Several Perspectives on the Ensemble Kalman Filter

TODO

TODO.
Inverse-Problem
Data-Assimilation
Optimization
Sampling
Computational Statistics
Published

October 3, 2025

\[ \newcommand{\R}{\mathbb{R}} \newcommand{\E}{\mathbb{E}} \newcommand{\Pr}{\mathbb{P}} \newcommand{\given}{\mid} \newcommand{\Def}{:=} \newcommand{\Cov}{\mathrm{Cov}} \newcommand{\Var}{\mathrm{Var}} \newcommand{\Gaussian}{\mathcal{N}} \newcommand{\x}{x} \newcommand{\y}{y} \newcommand{\h}{h} \newcommand{\H}{\mathsf{H}} \newcommand{\yobs}{y^{\dagger}} \newcommand{\noise}{\epsilon} \newcommand{\covNoise}{\Sigma} \newcommand{\m}{m} \newcommand{\C}{C} \newcommand{\Cyx}{\C_{\y\x}} \newcommand{\Cxy}{\C_{\x\y}} \newcommand{\Cy}{\C_{\y}} \newcommand{\prior}{\pi} \newcommand{\priorEmp}{\pi_J} \newcommand{\post}{\pi^\star} \newcommand{\dimObs}{n} \newcommand{\dimPar}{d} \newcommand{\map}{\mathsf{T}} \newcommand{\proj}{\mathcal{P}_{\Gaussian}} \]

Problem Setup

Consider the joint probability model over an unobserved variable \(x \in \R^\dimPar\) and an observable \(\y \in \R^\dimObs\) given by

\[ \begin{align} &\y = \h(\x) + \noise, &&\noise \sim \Gaussian(0, \covNoise) \\ &\x \sim \prior. \end{align} \tag{1}\]

In contrast to standard inverse problem formulations, we assume that the prior \(\prior\) is only accessible via a finite set of samples \(\{x_j\}_{j=1}^{J}\).
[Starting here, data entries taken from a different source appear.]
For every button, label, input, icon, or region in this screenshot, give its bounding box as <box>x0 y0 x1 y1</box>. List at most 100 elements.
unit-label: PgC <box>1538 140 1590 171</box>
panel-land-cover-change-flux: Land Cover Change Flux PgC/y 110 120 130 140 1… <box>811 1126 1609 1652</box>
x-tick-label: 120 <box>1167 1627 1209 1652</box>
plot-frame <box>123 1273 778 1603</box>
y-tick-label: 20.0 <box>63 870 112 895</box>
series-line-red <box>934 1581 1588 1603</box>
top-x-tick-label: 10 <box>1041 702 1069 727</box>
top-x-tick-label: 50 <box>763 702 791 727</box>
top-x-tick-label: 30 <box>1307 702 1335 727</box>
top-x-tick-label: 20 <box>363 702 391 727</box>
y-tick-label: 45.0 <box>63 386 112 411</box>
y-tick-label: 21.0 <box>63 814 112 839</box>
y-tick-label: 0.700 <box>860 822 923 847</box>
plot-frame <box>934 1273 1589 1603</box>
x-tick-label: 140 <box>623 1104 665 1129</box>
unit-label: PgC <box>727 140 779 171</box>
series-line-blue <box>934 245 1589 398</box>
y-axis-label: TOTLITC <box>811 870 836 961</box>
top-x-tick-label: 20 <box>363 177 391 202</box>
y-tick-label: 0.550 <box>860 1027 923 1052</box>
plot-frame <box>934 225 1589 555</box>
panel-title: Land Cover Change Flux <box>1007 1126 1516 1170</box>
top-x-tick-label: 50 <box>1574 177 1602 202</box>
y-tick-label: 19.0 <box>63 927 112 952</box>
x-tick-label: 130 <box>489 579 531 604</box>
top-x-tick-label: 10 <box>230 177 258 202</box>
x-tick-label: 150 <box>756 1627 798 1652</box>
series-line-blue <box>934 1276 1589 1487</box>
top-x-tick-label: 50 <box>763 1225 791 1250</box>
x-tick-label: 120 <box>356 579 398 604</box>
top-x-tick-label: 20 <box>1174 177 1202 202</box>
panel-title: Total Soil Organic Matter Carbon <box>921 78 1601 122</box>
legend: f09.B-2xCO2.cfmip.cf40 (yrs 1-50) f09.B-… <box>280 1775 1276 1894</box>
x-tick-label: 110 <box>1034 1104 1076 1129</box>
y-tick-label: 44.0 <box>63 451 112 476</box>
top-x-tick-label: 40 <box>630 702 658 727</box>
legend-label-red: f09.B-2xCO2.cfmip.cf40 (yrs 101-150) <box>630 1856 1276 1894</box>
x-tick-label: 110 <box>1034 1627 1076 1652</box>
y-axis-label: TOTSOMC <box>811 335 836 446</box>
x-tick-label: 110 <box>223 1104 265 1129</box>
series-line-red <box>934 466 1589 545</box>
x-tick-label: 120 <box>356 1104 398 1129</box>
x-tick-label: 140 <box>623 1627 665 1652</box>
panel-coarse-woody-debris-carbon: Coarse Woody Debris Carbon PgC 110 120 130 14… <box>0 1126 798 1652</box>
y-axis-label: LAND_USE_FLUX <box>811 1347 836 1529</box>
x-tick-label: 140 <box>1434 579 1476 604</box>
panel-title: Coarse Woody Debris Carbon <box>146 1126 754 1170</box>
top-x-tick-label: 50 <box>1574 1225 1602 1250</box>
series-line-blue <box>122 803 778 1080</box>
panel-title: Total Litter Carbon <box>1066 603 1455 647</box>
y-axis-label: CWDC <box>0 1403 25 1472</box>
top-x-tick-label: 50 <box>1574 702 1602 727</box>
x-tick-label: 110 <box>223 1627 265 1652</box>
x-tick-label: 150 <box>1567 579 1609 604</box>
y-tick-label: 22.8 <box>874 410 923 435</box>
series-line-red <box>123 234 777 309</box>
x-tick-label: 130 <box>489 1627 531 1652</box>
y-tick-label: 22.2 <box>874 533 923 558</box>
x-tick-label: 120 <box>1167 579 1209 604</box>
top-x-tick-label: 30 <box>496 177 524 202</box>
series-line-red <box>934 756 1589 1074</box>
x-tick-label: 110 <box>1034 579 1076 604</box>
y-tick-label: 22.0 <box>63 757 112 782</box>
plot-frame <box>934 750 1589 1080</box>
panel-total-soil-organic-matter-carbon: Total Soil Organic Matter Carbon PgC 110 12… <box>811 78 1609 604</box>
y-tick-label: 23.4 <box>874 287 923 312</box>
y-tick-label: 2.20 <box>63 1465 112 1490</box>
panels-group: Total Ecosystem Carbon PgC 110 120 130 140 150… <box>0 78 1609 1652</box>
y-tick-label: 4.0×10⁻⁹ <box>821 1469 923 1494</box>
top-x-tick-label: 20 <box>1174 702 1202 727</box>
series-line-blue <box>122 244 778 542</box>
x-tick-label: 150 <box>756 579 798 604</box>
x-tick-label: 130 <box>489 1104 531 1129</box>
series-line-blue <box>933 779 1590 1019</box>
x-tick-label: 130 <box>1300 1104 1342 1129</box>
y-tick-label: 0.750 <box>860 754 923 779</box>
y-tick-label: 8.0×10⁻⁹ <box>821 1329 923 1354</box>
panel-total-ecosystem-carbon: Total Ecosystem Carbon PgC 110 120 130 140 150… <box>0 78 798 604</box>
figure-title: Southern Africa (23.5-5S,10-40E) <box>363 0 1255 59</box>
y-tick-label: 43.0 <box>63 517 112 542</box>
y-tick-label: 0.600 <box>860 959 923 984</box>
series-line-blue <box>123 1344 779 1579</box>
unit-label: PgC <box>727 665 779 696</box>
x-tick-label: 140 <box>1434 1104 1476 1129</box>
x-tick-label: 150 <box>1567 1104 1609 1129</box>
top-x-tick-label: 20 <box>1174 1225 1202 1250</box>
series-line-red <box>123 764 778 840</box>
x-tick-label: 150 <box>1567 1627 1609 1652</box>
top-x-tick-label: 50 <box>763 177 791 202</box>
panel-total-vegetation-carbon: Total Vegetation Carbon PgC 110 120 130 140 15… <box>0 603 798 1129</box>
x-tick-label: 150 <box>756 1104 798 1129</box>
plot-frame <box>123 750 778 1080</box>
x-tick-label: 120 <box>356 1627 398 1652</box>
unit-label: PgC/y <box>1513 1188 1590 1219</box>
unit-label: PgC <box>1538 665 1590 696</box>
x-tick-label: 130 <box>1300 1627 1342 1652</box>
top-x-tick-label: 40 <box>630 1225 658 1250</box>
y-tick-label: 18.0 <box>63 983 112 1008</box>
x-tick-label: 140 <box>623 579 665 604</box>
Given a particular data realization \(\yobs\), our goal is to produce samples \(\{\x^\star_j\}_{j=1}^{J}\) that are (approximately) distributed according to the posterior distribution \(\post \Def \x \given [y = \yobs]\).

We are interested in developing posterior inference methods that are fast and scalable to settings where the parameter dimension \(\dimPar\) may be quite large. Standard inference algorithms like Markov chain Monte Carlo (MCMC) are not well-suited to these constraints. In particular, a key challenge here is the lack of access to the prior density. Instead, we must make do with the empirical approximation \[ \priorEmp \Def \frac{1}{J} \sum_{j=1}^{J} \delta_{\x_j}, \] where \(\delta_{\x_j}\) denotes the Dirac delta centered at \(\x_j\).

The positive definite noise covariance \(\covNoise \in \R^{n \times n}\) is assumed known throughout this post.

1 Linear Gaussian Inverse Problems

2 Linear Ensemble Transforms

There are many approaches to deal with the empirical nature of the prior. For example, a kernel density estimate can be employed to smooth the empirical prior \(\priorEmp\), yielding a continuous prior approximation. Alternatively, importance sampling techniques work directly with \(\{x_j\}_{j=1}^{J}\), re-weighting the particles to achieve a sample-based approximation of the posterior \(\post\). However, both of these methods are known to degenerate as the parameter dimension \(\dimPar\) increases.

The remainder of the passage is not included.